Politicizing Love, Touch, and Precarious Lives in the Time of COVID-19

_Abstract

This essay builds on the extraordinary circumstances brought about by the COVID-19 pandemic to tease out some of the ways in which love has been played out politically in relation to migration. In Canada, as elsewhere in the world, the pandemic suddenly rendered visible the oft-invisible care work traditionally performed by women, and now increasingly so by women of color and asylum seekers. Building on queer theorist Sara Ahmed’s understanding of immigration policies as a form of ‘conditional love,’ I investigate various processes of (de)politicization that occurred when love and care became politically mobilized in response to the health crisis.

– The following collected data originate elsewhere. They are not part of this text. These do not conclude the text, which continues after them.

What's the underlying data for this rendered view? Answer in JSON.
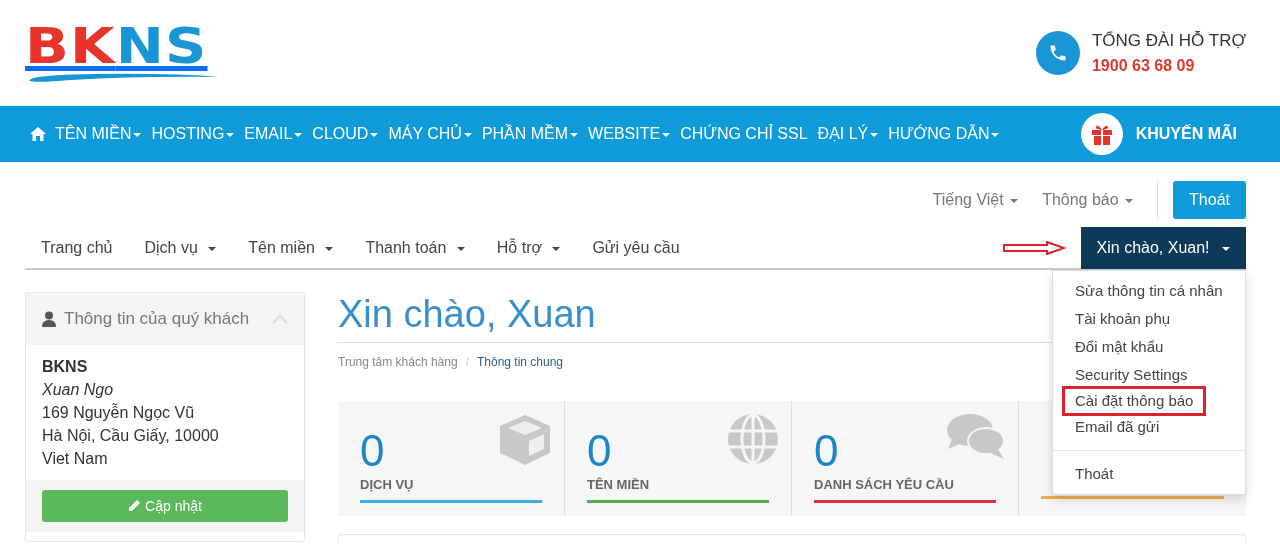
{
  "logo": {
    "parts": [
      {
        "text": "BK",
        "color": "#e8352b"
      },
      {
        "text": "NS",
        "color": "#1a95d5"
      }
    ]
  },
  "hotline": {
    "label": "TỔNG ĐÀI HỖ TRỢ",
    "number": "1900 63 68 09"
  },
  "main_nav": {
    "items": [
      {
        "label": "TÊN MIỀN",
        "dropdown": true
      },
      {
        "label": "HOSTING",
        "dropdown": true
      },
      {
        "label": "EMAIL",
        "dropdown": true
      },
      {
        "label": "CLOUD",
        "dropdown": true
      },
      {
        "label": "MÁY CHỦ",
        "dropdown": true
      },
      {
        "label": "PHẦN MỀM",
        "dropdown": true
      },
      {
        "label": "WEBSITE",
        "dropdown": true
      },
      {
        "label": "CHỨNG CHỈ SSL",
        "dropdown": false
      },
      {
        "label": "ĐẠI LÝ",
        "dropdown": true
      },
      {
        "label": "HƯỚNG DẪN",
        "dropdown": true
      }
    ],
    "promo": "KHUYẾN MÃI"
  },
  "top_links": [
    {
      "label": "Tiếng Việt"
    },
    {
      "label": "Thông báo"
    }
  ],
  "logout_button": "Thoát",
  "account_nav": {
    "items": [
      {
        "label": "Trang chủ",
        "dropdown": false
      },
      {
        "label": "Dịch vụ",
        "dropdown": true
      },
      {
        "label": "Tên miền",
        "dropdown": true
      },
      {
        "label": "Thanh toán",
        "dropdown": true
      },
      {
        "label": "Hỗ trợ",
        "dropdown": true
      },
      {
        "label": "Gửi yêu cầu",
        "dropdown": false
      }
    ],
    "user_menu": {
      "label": "Xin chào, Xuan!",
      "expanded": true,
      "items": [
        {
          "label": "Sửa thông tin cá nhân",
          "highlighted": false
        },
        {
          "label": "Tài khoản phụ",
          "highlighted": false
        },
        {
          "label": "Đổi mật khẩu",
          "highlighted": false
        },
        {
          "label": "Security Settings",
          "highlighted": false
        },
        {
          "label": "Cài đặt thông báo",
          "highlighted": true
        },
        {
          "label": "Email đã gửi",
          "highlighted": false
        },
        {
          "label": "Thoát",
          "highlighted": false,
          "separated": true
        }
      ]
    }
  },
  "customer_card": {
    "title": "Thông tin của quý khách",
    "lines": [
      {
        "kind": "company",
        "text": "BKNS"
      },
      {
        "kind": "name",
        "text": "Xuan Ngo"
      },
      {
        "kind": "address",
        "text": "169 Nguyễn Ngọc Vũ"
      },
      {
        "kind": "address",
        "text": "Hà Nội, Cầu Giấy, 10000"
      },
      {
        "kind": "address",
        "text": "Viet Nam"
      }
    ],
    "button": "Cập nhật"
  },
  "page_title": "Xin chào, Xuan",
  "breadcrumb": {
    "separator": "/",
    "items": [
      {
        "label": "Trung tâm khách hàng",
        "selected": false
      },
      {
        "label": "Thông tin chung",
        "selected": true
      }
    ]
  },
  "stats": [
    {
      "value": "0",
      "label": "DỊCH VỤ",
      "color": "#3bafe0"
    },
    {
      "value": "0",
      "label": "TÊN MIỀN",
      "color": "#4cae4c"
    },
    {
      "value": "0",
      "label": "DANH SÁCH YÊU CẦU",
      "color": "#d9333f"
    },
    {
      "color": "#f0ad4e"
    }
  ]
}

I use the ‘love-body-care’ constellation as working points to tease out some disciplining and transformative possibilities brought about by love. After discussing Lauren Berlant’s and bell hooks’ reflections on love, I then examine how the pandemic unexpectedly made visible, and sometimes challenged, the politics of touch, love, and care between state-sanctioned hierarchized bodies. While so doing, I notably unpack the ‘guardian angel’ metaphor that was mobilized to speak of those doing care work, and especially those working as continuing care assistants for the elderly — overwhelmingly asylum seekers and women of color in Quebec. Running through the discussion lie lingering existential, political questions: who cares (in both the practical and emotional understandings of the term), and how do we care about each other — with what political consequences?